We’ve identified the transcriptomes, or the unique molecular signatures, of more than 40 cochlear cell sub-types. Deepening our understanding of the diversity of cells and their roles in hearing biology is a critical step in discovering and validating novel targets for drug development.
Through genomic and molecular tools such as scRNA-seq, we’re profiling the changes in gene expression associated with many hearing pathologies. This guides our search for new drug development targets.
We test and optimize potential therapeutic compounds using an array of proprietary tools, including in vivo and ex vivo models of inner ear disorders and extensive electrophysiology and molecular characterization tools.
To develop therapeutics which address a diverse range of hearing disorders, we’ve built a tool kit spanning multiple treatment modalities, including biologics, small molecules and gene therapy. We are actively pursuing a range of drug delivery routes, including oral, transtympanic injection and intracochlear infusion.
Using advanced and traditional audiometric tools, Decibel is working to ensure we can select patients for clinical trials, demonstrate the efficacy of our investigational therapies and identify clinically meaningful endpoints.
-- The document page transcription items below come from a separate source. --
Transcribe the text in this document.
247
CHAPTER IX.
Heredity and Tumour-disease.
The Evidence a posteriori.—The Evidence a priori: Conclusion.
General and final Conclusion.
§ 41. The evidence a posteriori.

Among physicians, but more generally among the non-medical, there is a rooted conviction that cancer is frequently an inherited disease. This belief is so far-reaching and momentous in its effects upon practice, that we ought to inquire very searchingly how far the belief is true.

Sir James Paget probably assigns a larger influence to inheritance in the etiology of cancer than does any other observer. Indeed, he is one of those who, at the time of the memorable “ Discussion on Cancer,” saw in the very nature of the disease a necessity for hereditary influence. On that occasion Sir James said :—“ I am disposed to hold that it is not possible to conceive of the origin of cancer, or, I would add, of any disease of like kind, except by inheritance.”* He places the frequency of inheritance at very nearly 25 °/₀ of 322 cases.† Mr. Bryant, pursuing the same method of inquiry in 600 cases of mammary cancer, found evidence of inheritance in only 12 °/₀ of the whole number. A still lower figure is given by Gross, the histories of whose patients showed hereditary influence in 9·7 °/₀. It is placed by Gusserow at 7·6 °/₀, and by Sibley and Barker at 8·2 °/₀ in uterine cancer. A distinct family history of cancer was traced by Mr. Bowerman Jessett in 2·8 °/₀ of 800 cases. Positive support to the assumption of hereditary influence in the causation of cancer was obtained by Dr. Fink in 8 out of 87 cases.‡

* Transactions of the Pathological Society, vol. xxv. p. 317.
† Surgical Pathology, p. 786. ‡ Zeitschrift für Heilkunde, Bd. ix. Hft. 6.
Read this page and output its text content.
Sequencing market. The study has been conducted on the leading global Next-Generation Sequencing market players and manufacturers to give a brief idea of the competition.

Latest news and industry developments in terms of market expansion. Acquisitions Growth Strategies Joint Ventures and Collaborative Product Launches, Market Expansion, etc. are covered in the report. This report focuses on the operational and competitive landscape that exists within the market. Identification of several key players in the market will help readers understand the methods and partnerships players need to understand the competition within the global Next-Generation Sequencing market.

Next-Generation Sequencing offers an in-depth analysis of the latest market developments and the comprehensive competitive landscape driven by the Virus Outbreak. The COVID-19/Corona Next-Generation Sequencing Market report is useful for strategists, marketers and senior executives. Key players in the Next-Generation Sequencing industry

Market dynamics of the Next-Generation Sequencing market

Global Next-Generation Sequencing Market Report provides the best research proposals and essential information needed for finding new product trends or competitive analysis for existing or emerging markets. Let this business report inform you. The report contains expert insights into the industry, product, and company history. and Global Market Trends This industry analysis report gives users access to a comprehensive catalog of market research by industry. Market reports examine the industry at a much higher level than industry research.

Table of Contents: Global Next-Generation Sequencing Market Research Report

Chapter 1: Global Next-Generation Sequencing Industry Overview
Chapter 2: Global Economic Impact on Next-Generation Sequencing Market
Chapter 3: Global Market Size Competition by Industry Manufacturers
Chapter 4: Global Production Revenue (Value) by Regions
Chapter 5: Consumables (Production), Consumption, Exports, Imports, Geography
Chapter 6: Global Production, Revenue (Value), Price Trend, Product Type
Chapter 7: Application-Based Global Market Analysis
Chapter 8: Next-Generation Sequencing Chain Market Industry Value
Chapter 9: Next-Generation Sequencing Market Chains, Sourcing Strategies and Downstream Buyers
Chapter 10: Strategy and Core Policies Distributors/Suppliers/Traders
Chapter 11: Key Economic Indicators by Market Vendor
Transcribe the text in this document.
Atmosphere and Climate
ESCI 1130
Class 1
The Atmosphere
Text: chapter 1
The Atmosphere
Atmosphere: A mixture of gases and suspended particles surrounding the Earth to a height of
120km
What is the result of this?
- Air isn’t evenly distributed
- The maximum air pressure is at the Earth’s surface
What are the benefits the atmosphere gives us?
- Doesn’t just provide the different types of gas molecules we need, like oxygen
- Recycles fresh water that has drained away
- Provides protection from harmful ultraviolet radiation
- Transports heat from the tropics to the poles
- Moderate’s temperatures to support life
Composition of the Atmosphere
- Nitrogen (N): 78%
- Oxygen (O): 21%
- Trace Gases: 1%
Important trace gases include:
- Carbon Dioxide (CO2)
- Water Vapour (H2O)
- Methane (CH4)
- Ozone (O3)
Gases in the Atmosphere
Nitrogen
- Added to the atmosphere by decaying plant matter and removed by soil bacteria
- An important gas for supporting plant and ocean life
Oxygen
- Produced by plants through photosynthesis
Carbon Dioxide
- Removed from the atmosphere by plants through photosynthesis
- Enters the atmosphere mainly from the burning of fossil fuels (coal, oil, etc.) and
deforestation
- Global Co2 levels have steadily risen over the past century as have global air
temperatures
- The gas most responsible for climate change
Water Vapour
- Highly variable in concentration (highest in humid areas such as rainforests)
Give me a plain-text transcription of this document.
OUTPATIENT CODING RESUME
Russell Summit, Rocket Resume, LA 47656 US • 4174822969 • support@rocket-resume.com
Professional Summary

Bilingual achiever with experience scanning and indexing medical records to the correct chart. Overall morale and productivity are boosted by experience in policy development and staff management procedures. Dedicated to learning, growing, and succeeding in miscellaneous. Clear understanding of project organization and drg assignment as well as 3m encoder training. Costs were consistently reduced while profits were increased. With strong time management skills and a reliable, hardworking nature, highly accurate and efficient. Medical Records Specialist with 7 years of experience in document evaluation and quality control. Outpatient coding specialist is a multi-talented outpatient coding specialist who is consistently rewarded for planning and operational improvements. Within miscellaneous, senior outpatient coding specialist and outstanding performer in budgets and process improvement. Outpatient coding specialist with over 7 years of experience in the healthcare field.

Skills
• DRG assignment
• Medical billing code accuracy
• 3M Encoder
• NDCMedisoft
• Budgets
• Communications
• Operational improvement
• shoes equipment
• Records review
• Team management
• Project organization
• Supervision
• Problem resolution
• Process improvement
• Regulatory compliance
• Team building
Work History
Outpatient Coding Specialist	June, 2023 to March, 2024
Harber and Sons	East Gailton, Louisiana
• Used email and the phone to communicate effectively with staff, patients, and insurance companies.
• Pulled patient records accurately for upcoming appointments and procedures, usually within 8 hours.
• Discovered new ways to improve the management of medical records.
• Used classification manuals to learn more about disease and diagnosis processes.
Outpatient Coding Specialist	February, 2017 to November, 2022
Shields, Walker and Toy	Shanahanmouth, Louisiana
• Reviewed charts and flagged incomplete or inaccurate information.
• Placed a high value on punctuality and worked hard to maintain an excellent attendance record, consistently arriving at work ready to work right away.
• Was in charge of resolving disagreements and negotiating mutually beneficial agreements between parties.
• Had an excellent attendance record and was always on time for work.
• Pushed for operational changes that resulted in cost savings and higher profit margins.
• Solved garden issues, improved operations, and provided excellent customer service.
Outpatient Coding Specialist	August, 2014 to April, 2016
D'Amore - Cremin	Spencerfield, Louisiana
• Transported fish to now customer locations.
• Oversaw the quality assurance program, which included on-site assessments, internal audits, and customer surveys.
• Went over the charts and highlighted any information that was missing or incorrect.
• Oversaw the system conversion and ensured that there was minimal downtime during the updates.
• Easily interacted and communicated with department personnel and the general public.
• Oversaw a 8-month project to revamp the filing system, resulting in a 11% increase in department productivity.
We also work with collaborators to develop and test portable audiometric diagnostic tools, which accelerate the clinical trial process and enable us to conduct research in large populations to characterize the phenotypes of genetic hearing loss.
Inner hair cells in cochlear explant cultures. Hair cells are stained with Myo7a in red and nuclei in blue. Green-phalloidin shows stereocilia, which are the mechanosensing organelles of hair cells.
A utricle, the inner ear’s detector of linear acceleration (e.g., gravity). Type I vestibular hair cells are labeled in green; Type II hair cells in blue.
A close-up of hair cells at the edge of the sensory path in a developing utricle. Mature hair cells are stained in purple, newly generated hair cells in green.